1. General Requirements

  • Preprocessing: Data should be saved in a preprocessed state, meaning all necessary filtering or transformations (except min-max normalization, which can optionally be performed when passing the signals to the model) should be done before loading into the dataset.
  • File Format: Data should be stored as .npy files for efficient loading.
  • Consistency: Each input sample (X) must have a corresponding output (Y) with the same filename to ensure proper mapping (read next section).

2. Directory Structure and File Naming Correspondence

Datasets should follow a structured directory format with separate folders for training, validation, and testing data.

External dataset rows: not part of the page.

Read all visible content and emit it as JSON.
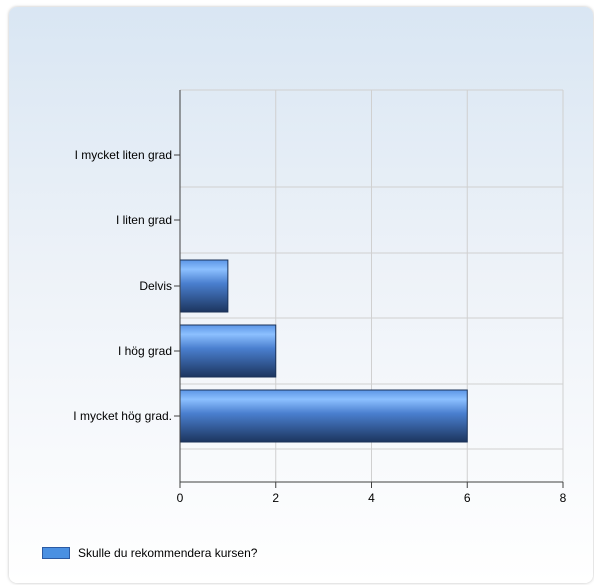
{
  "chart_data": {
    "type": "bar",
    "orientation": "horizontal",
    "title": "",
    "xlabel": "",
    "ylabel": "",
    "categories": [
      "I mycket liten grad",
      "I liten grad",
      "Delvis",
      "I hög grad",
      "I mycket hög grad."
    ],
    "series": [
      {
        "name": "Skulle du rekommendera kursen?",
        "values": [
          0,
          0,
          1,
          2,
          6
        ]
      }
    ],
    "xlim": [
      0,
      8
    ],
    "x_ticks": [
      0,
      2,
      4,
      6,
      8
    ],
    "grid": true,
    "legend_position": "bottom-left",
    "colors": {
      "bar_top": "#6aa6ff",
      "bar_mid": "#3a6fbf",
      "bar_bottom": "#1c3a6e",
      "grid": "#d0d0d0",
      "axis": "#404040",
      "legend_swatch": "#4a90e2"
    }
  }
}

│── x/                   # Input signals ("path_x")
│   ├── train/           # Training set
│   │   ├── sample_001.npy
│   │   ├── sample_002.npy
│   │   ├── ...
│   ├── val/             # Validation set
│   │   ├── sample_101.npy
│   │   ├── sample_102.npy
│   ├── test/            # Test set
│       ├── sample_201.npy
│       ├── sample_202.npy

│── y/                   # Output ("path_y")
│   ├── train/           # Training set
│   │   ├── sample_001.npy   # Must match the filenames in x/train/
│   │   ├── sample_002.npy
│   ├── val/             # Validation 
│   │   ├── sample_101.npy
│   │   ├── sample_102.npy
│   ├── test/            # Test 
│       ├── sample_201.npy   # Must match filenames in x/test/
│       ├── sample_202.npy
  • Each file in x/train/, x/val/, and x/test/ must have a corresponding file in y/train/, y/val/, and y/test/, respectively. For example:
x/train/sample_001.npy  ↔  y/train/sample_001.npy

3. Data Formatting Requirements

Input Data (X) Format

  • Each input sample (item_x) must have shape [seq_len, num_features].
  • The number of features must match n_features specified when initializing the model.
  • Automatic Formatting by DatasetSequence:
    • If input is a 1D signal ([seq_len]), it is reshaped to [seq_len, 1].
    • If input is incorrectly stored as [num_features, seq_len], it is transposed before returning.

Output Data (Y) Format

  • For sequence-to-one tasks (e.g., classification, regression):

    • Each item_y should be a single value or vector, with shape:
      • Multiclass classification (single-label): [1] (a single integer representing the class index).
      • Multilabel classification: [1, num_classes] (a binary vector where each position indicates whether a class is active).
      • Regression: [1, 1] (a single scalar value for continuous outputs).
  • For sequence-to-sequence tasks:

    • Regression: Each item_y must have shape [seq_len, num_features], matching item_x.
    • Multiclass classification (single-label): Each item_y should have shape [seq_len], where each timestep contains an integer representing the class.
    • Multilabel classification: Each item_y should have shape [seq_len, num_classes], where each timestep has a binary vector for active classes.
  • Automatic Formatting by DatasetSequence:

    • If output is a 1D signal, it is reshaped to [seq_len, 1] if seq2seq, or [1, num_classes] if seq2one for multilabel classification.
    • If output is incorrectly stored as [num_features, seq_len], it is transposed before returning (for seq2seq).
    • If output is a single value, it is reshaped to [1, 1] (for seq2one regression).

Sequence lengths

Sequence lengths can differ from signal to signal, as the signals are automatically padded if that is the case.

Pre-processing

It is assumed that the datasets have been pre-processed. However, it is possible to perform minmax normalization of the signals (each signal individually) if min_max_norm_sig is set to True.